Wie die Abiturprüfungen 2021 unter Corona-Bedingungen ablaufen sollen, steht noch nicht fest.

Düsseldorf/ Köln – Bis zum 31. Januar wird aufgrund der Corona-Pandemie Distanzunterricht erteilt – wie aber werden im Homeschooling Leistungsnachweise erbracht?

Gar nicht. Bis zum Ende des Monats sind alle Prüfungen ausgesetzt; Ausnahmen gelten für die Abschlussklassen der Berufskollegs und die Qualifikationsphasen der gymnasialen Oberstufe, Q 1 und Q 2. Die Annahme, die hinter dieser Regelung steht, geht davon aus, dass der Leistungsnachweis für das erste Halbjahr abgeschlossen ist, das heißt, die Spanne des Präsenzunterrichts hat ausgereicht, um Noten vergeben zu können.

Dennoch sei die Leistungsbewertung in diesem Jahr besonders schwierig gewesen, sagt eine Kölner Gesamtschullehrerin, die anonym bleiben will: „Teilweise waren immer wieder ganze Jahrgänge, Klassen oder auch einzelne Schüler und Schülerinnen in Quarantäne. Es gab keine Planbarkeit, auch Klausuren sind ausgefallen.“ Insgesamt sei es einfach kein normales Schuljahr. „Ich habe nicht das Gefühl, dass ich die Schüler und Schülerinnen so bewerten kann, dass es fair wäre“, so wie die Leistung eben ohne die Pandemie ausgefallen wäre, befürchtet die Lehrerin.

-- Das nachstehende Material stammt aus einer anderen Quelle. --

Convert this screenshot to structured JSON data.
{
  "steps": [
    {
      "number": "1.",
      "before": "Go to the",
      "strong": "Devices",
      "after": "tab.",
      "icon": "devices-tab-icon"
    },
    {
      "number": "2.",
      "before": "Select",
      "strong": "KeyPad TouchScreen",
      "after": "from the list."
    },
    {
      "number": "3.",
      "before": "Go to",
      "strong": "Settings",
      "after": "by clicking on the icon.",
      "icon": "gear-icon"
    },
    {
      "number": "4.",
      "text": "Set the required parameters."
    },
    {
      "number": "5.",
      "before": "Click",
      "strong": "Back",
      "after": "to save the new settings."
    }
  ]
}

Noch sei die Situation durch den neuerlichen Lockdown nicht dramatisch, sagt Andreas Bartsch, Präsident des Philologenverbands Nordrhein-Westfalen. „Dramatisch wird es erst, wenn sich die Situation fortsetzt.“ Achim Nöhles, Schulleiter der Grundschule am Lerchenweg in Monheim, teilt diese Auffassung für seine Schulform. Grundschüler haben allerdings das Recht, Schuljahre zu wiederholen, und gerade in einem Krisenjahr könnten die Eltern davon Gebrauch machen – in der Konsequenz führe das zu noch nicht absehbaren Platzproblemen im kommenden Schuljahr.

„Corona-Abitur“ wäre problematisch

Auch die Landesregierung ist der Auffassung, dass die Lernrückstände im ersten Halbjahr durch den Präsenzunterricht minimiert wurden. Die Abiturprüfungen sollen um einige Tage nach hinten verschoben werden, der Aufgabenpool soll eine Erweiterung erfahren, was bedeutet, dass die Schüler und Schülerinnen eine größere Auswahl bei den Aufgaben haben. Schulministerin Yvonne Gebauer wendet sich grundsätzlich gegen die Forderung der Opposition, das Abitur 2021 einfacher als in normalen Jahren zu gestalten. Für ein entschlacktes Abitur spricht sich etwa der Fraktionsführer der SPD im Düsseldorfer Landtag, Thomas Kutschaty, aus.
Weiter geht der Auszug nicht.